Three House Democrats continue to push for a banned SALT workaround. Lawmakers from New York and New Jersey asked Treasury Secretary Janet Yellen and IRS Commissioner Charles Rettig to reverse the 2019 rule that blocks one workaround to the federal $10,000 cap on state and local tax deductions. Connecticut, New Jersey, and New York passed laws that allowed local governments to create charitable funds to provide services. Donors in turn could deduct gifts to those charities on their federal income tax returns and avoid the state and local tax deduction cap.
This week on the Hill. The Senate Finance Committee holds a hearing tomorrow on the President’s Fiscal Year 2023 budget. On Thursday, the Senate Budget Committee holds a hearing on improving Social Security solvency by raising taxes on the wealthy.
This Wednesday with TPC: International Spillovers in Tax Policy. Globalization ties national tax issues to international tax policies. Tune in at 10:30 to hear keynote speaker Rosanne Altshuler discuss the roles played by home countries, host countries, and multinational corporations. Expert panels will follow, one examining the effects of the US corporate tax on intellectual property location and a second discussing how a well-designed carbon tax could minimize shifts in production to countries with lower carbon prices. Register and watch here.
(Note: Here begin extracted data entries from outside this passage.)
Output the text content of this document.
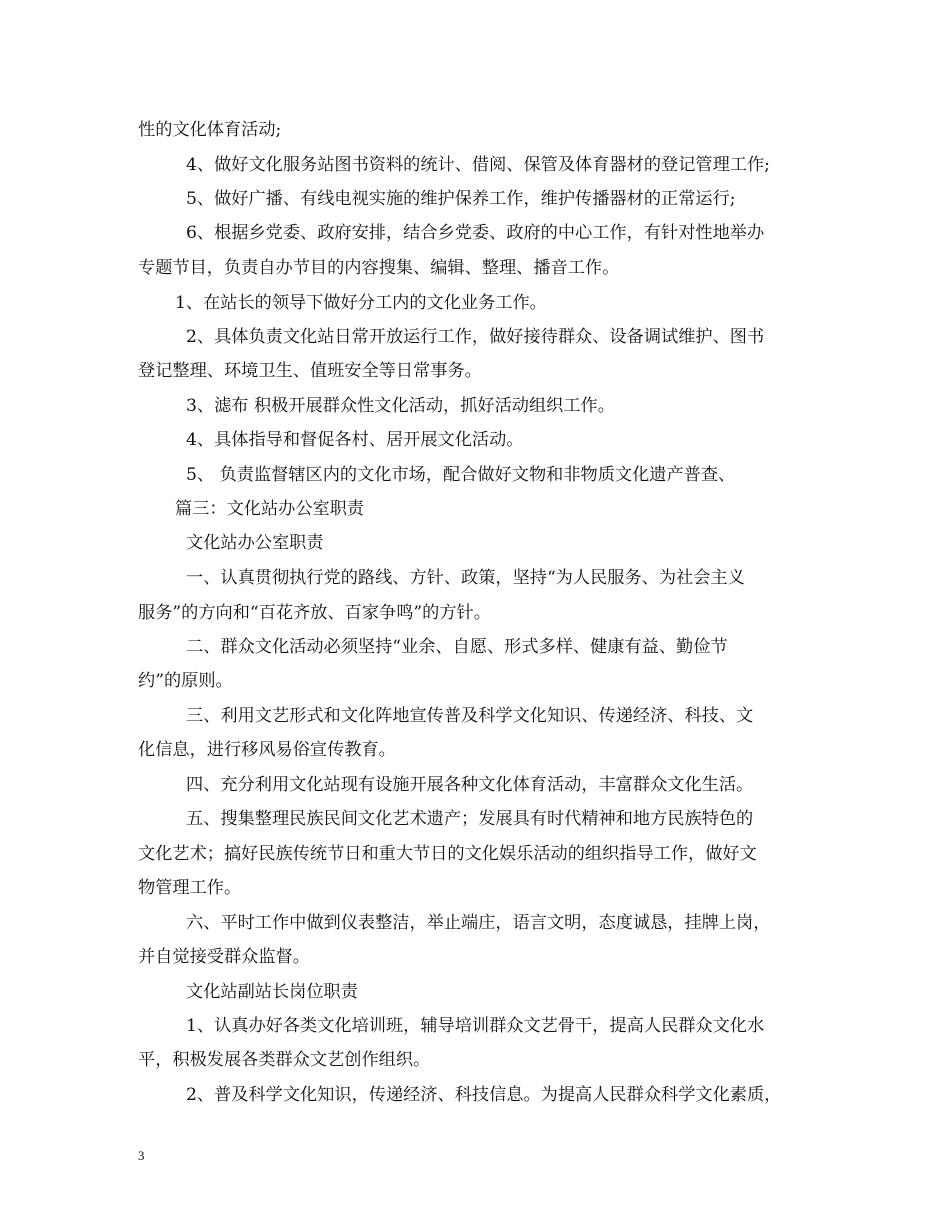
性的文化体育活动;
4、做好文化服务站图书资料的统计、借阅、保管及体育器材的登记管理工作;
5、做好广播、有线电视实施的维护保养工作，维护传播器材的正常运行;
6、根据乡党委、政府安排，结合乡党委、政府的中心工作，有针对性地举办
专题节目，负责自办节目的内容搜集、编辑、整理、播音工作。
1、在站长的领导下做好分工内的文化业务工作。
2、具体负责文化站日常开放运行工作，做好接待群众、设备调试维护、图书
登记整理、环境卫生、值班安全等日常事务。
3、滤布 积极开展群众性文化活动，抓好活动组织工作。
4、具体指导和督促各村、居开展文化活动。
5、 负责监督辖区内的文化市场，配合做好文物和非物质文化遗产普查、
篇三：文化站办公室职责
文化站办公室职责
一、认真贯彻执行党的路线、方针、政策，坚持“为人民服务、为社会主义
服务”的方向和“百花齐放、百家争鸣”的方针。
二、群众文化活动必须坚持“业余、自愿、形式多样、健康有益、勤俭节
约”的原则。
三、利用文艺形式和文化阵地宣传普及科学文化知识、传递经济、科技、文
化信息，进行移风易俗宣传教育。
四、充分利用文化站现有设施开展各种文化体育活动，丰富群众文化生活。
五、搜集整理民族民间文化艺术遗产；发展具有时代精神和地方民族特色的
文化艺术；搞好民族传统节日和重大节日的文化娱乐活动的组织指导工作，做好文
物管理工作。
六、平时工作中做到仪表整洁，举止端庄，语言文明，态度诚恳，挂牌上岗，
并自觉接受群众监督。
文化站副站长岗位职责
1、认真办好各类文化培训班，辅导培训群众文艺骨干，提高人民群众文化水
平，积极发展各类群众文艺创作组织。
2、普及科学文化知识，传递经济、科技信息。为提高人民群众科学文化素质，
3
On June 16: The 12th Annual IRS/TPC Joint Research Conference on Tax Administration. The virtual conference highlights researchers from the IRS, other government agencies, academia, and private organizations who will present their latest analyses of ways to make tax administration as effective as possible. Learn more and register here.
In case you missed the latest from TPC on TaxVox… Aravind Boddupalli writes that a new Government Accountability Office (GAO) report demonstrates why better data are necessary for a more complete understanding of the tax system’s impacts on racial inequities. Howard Gleckman considers whether Congress should raise taxes to fight inflation. And the Tax Hound argues that absent Roe v. Wade, tax law is the wrong place to decide whether a fetus is a child.